The general rule is to keep tax records for at least three years from the date you filed or the due date (whichever is later). Keep records for six years if you underreported income by more than 25%. Keep them for seven years if you claimed a loss from worthless securities or bad debt. Records related to property should be kept until the statute of limitations expires for the year you dispose of the property. When in doubt, keep records longer.
If you are self-employed and use a portion of your home exclusively and regularly for business, you can claim the home office deduction. There are two methods: the simplified method ($5 per square foot, up to 300 sq ft = $1,500 max) or the regular method (actual expenses based on the percentage of your home used for business). Important: W-2 employees cannot claim this deduction, even if they work from home.

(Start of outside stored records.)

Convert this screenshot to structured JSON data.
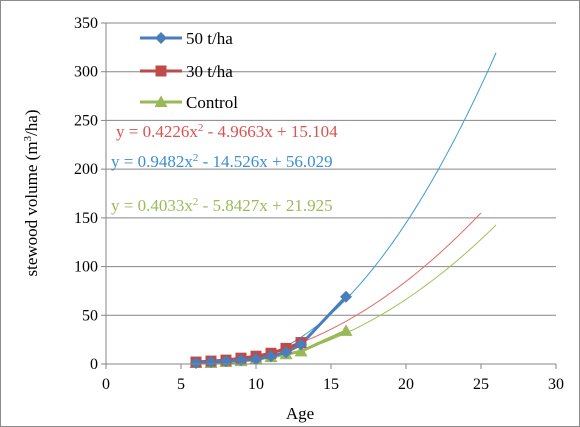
{
  "chart_data": {
    "type": "scatter",
    "xlabel": "Age",
    "ylabel": {
      "pre": "stewood volume (m",
      "sup": "3",
      "post": "/ha)"
    },
    "xlim": [
      0,
      30
    ],
    "ylim": [
      0,
      350
    ],
    "xticks": [
      0,
      5,
      10,
      15,
      20,
      25,
      30
    ],
    "yticks": [
      0,
      50,
      100,
      150,
      200,
      250,
      300,
      350
    ],
    "grid": "horizontal",
    "legend_position": "top-left",
    "series": [
      {
        "name": "50 t/ha",
        "color": "#4a7ebb",
        "marker": "diamond",
        "x": [
          6,
          7,
          8,
          9,
          10,
          11,
          12,
          13,
          16
        ],
        "y": [
          1,
          2,
          3,
          4,
          5,
          8,
          12,
          20,
          69
        ],
        "trend": {
          "a": 0.9482,
          "b": -14.526,
          "c": 56.029,
          "x_start": 6,
          "x_end": 26,
          "color": "#3d9ad6"
        },
        "equation": {
          "p1": "y = 0.9482x",
          "p2": "2",
          "p3": " - 14.526x + 56.029",
          "color": "#3a8fd0"
        }
      },
      {
        "name": "30 t/ha",
        "color": "#be4b48",
        "marker": "square",
        "x": [
          6,
          7,
          8,
          9,
          10,
          11,
          12,
          13
        ],
        "y": [
          2,
          3,
          4,
          6,
          8,
          11,
          16,
          22
        ],
        "trend": {
          "a": 0.4226,
          "b": -4.9663,
          "c": 15.104,
          "x_start": 6,
          "x_end": 25,
          "color": "#e26b66"
        },
        "equation": {
          "p1": "y = 0.4226x",
          "p2": "2",
          "p3": " - 4.9663x + 15.104",
          "color": "#d9534f"
        }
      },
      {
        "name": "Control",
        "color": "#98b954",
        "marker": "triangle",
        "x": [
          6,
          7,
          8,
          9,
          10,
          11,
          12,
          13,
          16
        ],
        "y": [
          1,
          1,
          2,
          3,
          5,
          7,
          10,
          13,
          34
        ],
        "trend": {
          "a": 0.4033,
          "b": -5.8427,
          "c": 21.925,
          "x_start": 7,
          "x_end": 26,
          "color": "#a3bf5a"
        },
        "equation": {
          "p1": "y = 0.4033x",
          "p2": "2",
          "p3": " - 5.8427x + 21.925",
          "color": "#9bbb59"
        }
      }
    ]
  }
}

A Health Savings Account (HSA) offers a triple tax advantage: contributions are tax-deductible (reducing your AGI), investments grow tax-free, and withdrawals for qualified medical expenses are tax-free. For 2026, contribution limits are $4,400 (self-only coverage) and $8,750 (family coverage), with a $1,000 catch-up for those 55+. You must have a high-deductible health plan (HDHP) to contribute.